- Born: Sydney, Australia
- Occupations: Music journalist, media executive
- Known for: CEO of Undercover News, Noise11 media and entertainment websites

= Paul Cashmere =

Australian music journalist

Paul Cashmere is an Australian entrepreneur, broadcaster, music journalist and media executive. In 1995 he founded the digital music CD-ROM magazine, Undercover, with Australian photographer and domestic partner, Ros O'Gorman (1960–2018). In September 2011 the pair founded the Noise Network including Noise11.com. As of September 2011 Cashmere was CEO and executive producer of the Noise Network.

==Biography==

Paul Cashmere began as a radio broadcaster in the late 1970s. He started at 2AD, Armidale (1977), then Nowra-based 2ST (1978 to 1981), EON-FM (1981–1983) and Fox FM (1983–1984). He then moved to 2WL, Wollongong (owned by Fairfax Media) and became Program Director. When 2WL was sold to Mark Day's ACE Radio Network he became Program Director of the network. In the 1991 Cashmere became the National Program Director of Syndication for Austereo.

Cashmere and partner Roslyn "Ros" O'Gorman (in-house photographer) founded Undercover in 1995. Undercover was the original music partner for the launch of Yahoo! and AOL in 1998 in Australia. Cashmere held a board position with digital broadcast company Whoopi Ltd from 1999 to 2001. From 2004 to 2007 he was the Australian and Senior Vice President of Media and Content for Roo Group in New York City.

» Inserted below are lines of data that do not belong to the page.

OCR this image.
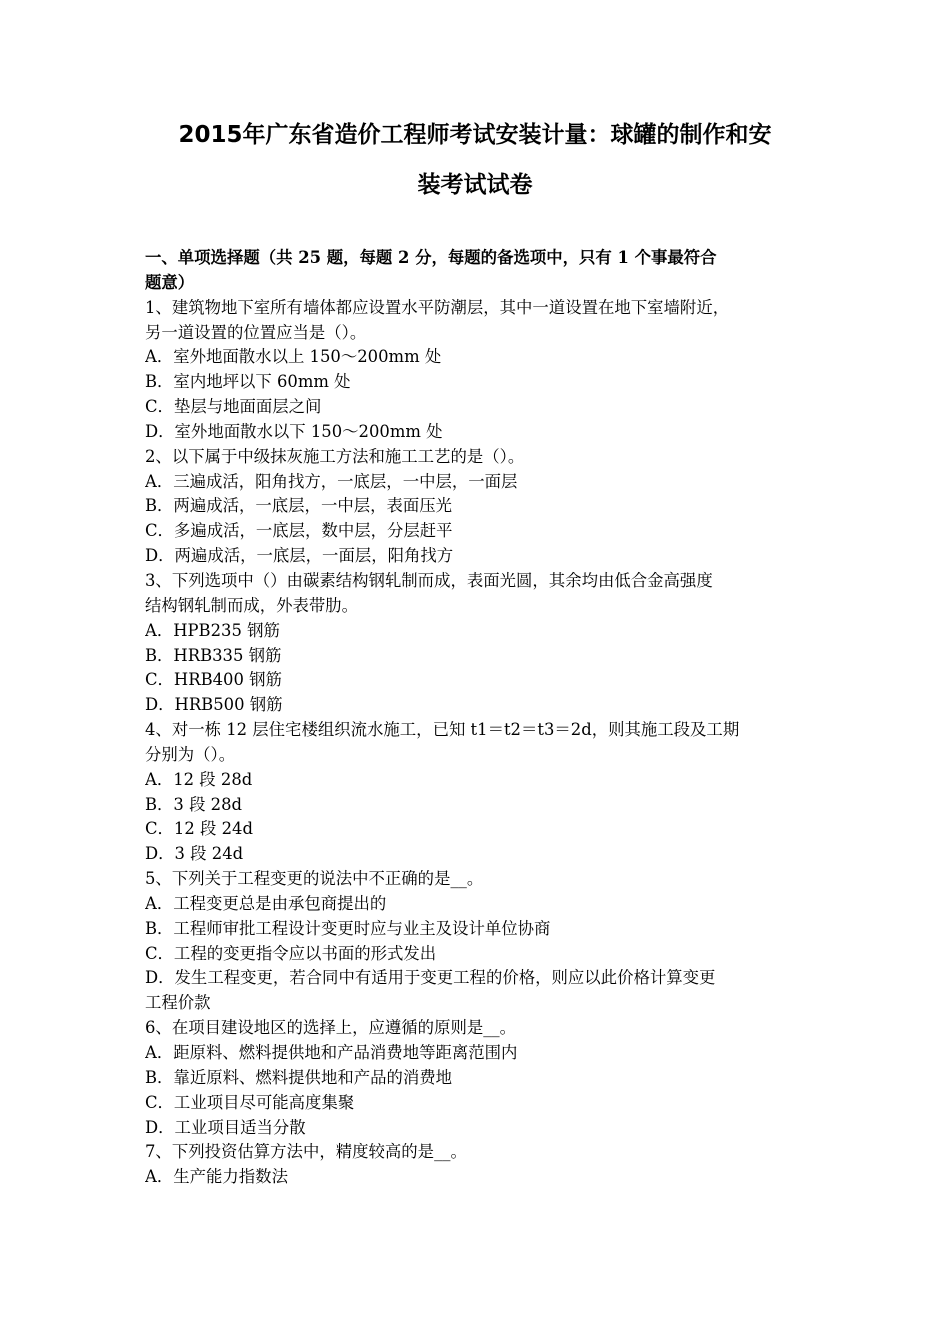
2015年广东省造价工程师考试安装计量：球罐的制作和安
装考试试卷
一、单项选择题（共 25 题，每题 2 分，每题的备选项中，只有 1 个事最符合
题意）
1、建筑物地下室所有墙体都应设置水平防潮层，其中一道设置在地下室墙附近，
另一道设置的位置应当是（）。
A．室外地面散水以上 150～200mm 处
B．室内地坪以下 60mm 处
C．垫层与地面面层之间
D．室外地面散水以下 150～200mm 处
2、以下属于中级抹灰施工方法和施工工艺的是（）。
A．三遍成活，阳角找方，一底层，一中层，一面层
B．两遍成活，一底层，一中层，表面压光
C．多遍成活，一底层，数中层，分层赶平
D．两遍成活，一底层，一面层，阳角找方
3、下列选项中（）由碳素结构钢轧制而成，表面光圆，其余均由低合金高强度
结构钢轧制而成，外表带肋。
A．HPB235 钢筋
B．HRB335 钢筋
C．HRB400 钢筋
D．HRB500 钢筋
4、对一栋 12 层住宅楼组织流水施工，已知 t1＝t2＝t3＝2d，则其施工段及工期
分别为（）。
A．12 段 28d
B．3 段 28d
C．12 段 24d
D．3 段 24d
5、下列关于工程变更的说法中不正确的是__。
A．工程变更总是由承包商提出的
B．工程师审批工程设计变更时应与业主及设计单位协商
C．工程的变更指令应以书面的形式发出
D．发生工程变更，若合同中有适用于变更工程的价格，则应以此价格计算变更
工程价款
6、在项目建设地区的选择上，应遵循的原则是__。
A．距原料、燃料提供地和产品消费地等距离范围内
B．靠近原料、燃料提供地和产品的消费地
C．工业项目尽可能高度集聚
D．工业项目适当分散
7、下列投资估算方法中，精度较高的是__。
A．生产能力指数法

In July 2006 The Ages EG Guide provided a listing of "the 15 most amazing music sites on the web" with Undercover at No. 5, "Best for: Australian music news." At that time the site was affiliated with US sites: music.com, rock.com and Verizon Wireless. In December 2007 the Cashmere family took back ownership of Undercover. Cashmere served as executive director of GoConnect from 2010 until June 2011.

In September 2011 Cashmere and O'Gorman founded The Noise Network together with its music news and interviews channel, Noise11.com. In November 2011 and again in November 2015 he addressed the annual Face the Music conference at the Arts Centre Melbourne. Cashmere has appeared on Australian television, commenting on the music industry, providing biographies or obituaries. He occasionally appears on Weekend Sunrise and The Project and in the past has appeared on Today Tonight, RocKwiz, Hey Hey It's Saturday and A Current Affair. In 2018–2019 he was a regular with Dr. Sally Cockburn on radio 2GB, 3AW and 4BC.

== Personal life ==
By 1995 Paul Cashmere was working with his domestic partner Roslyn "Ros" O'Gorman as the in-house photographer for Undercover. Cashmere and O'Gorman had two children, Tim Cashmere and Haylee Cashmere. Both Tim (music writer, interviewer and photographer) and Haylee (production manager, photographer and music writer) have worked for Undercover and Noise11. Ros O'Gorman died on 29 May 2018, of an unspecified cancer, aged 58.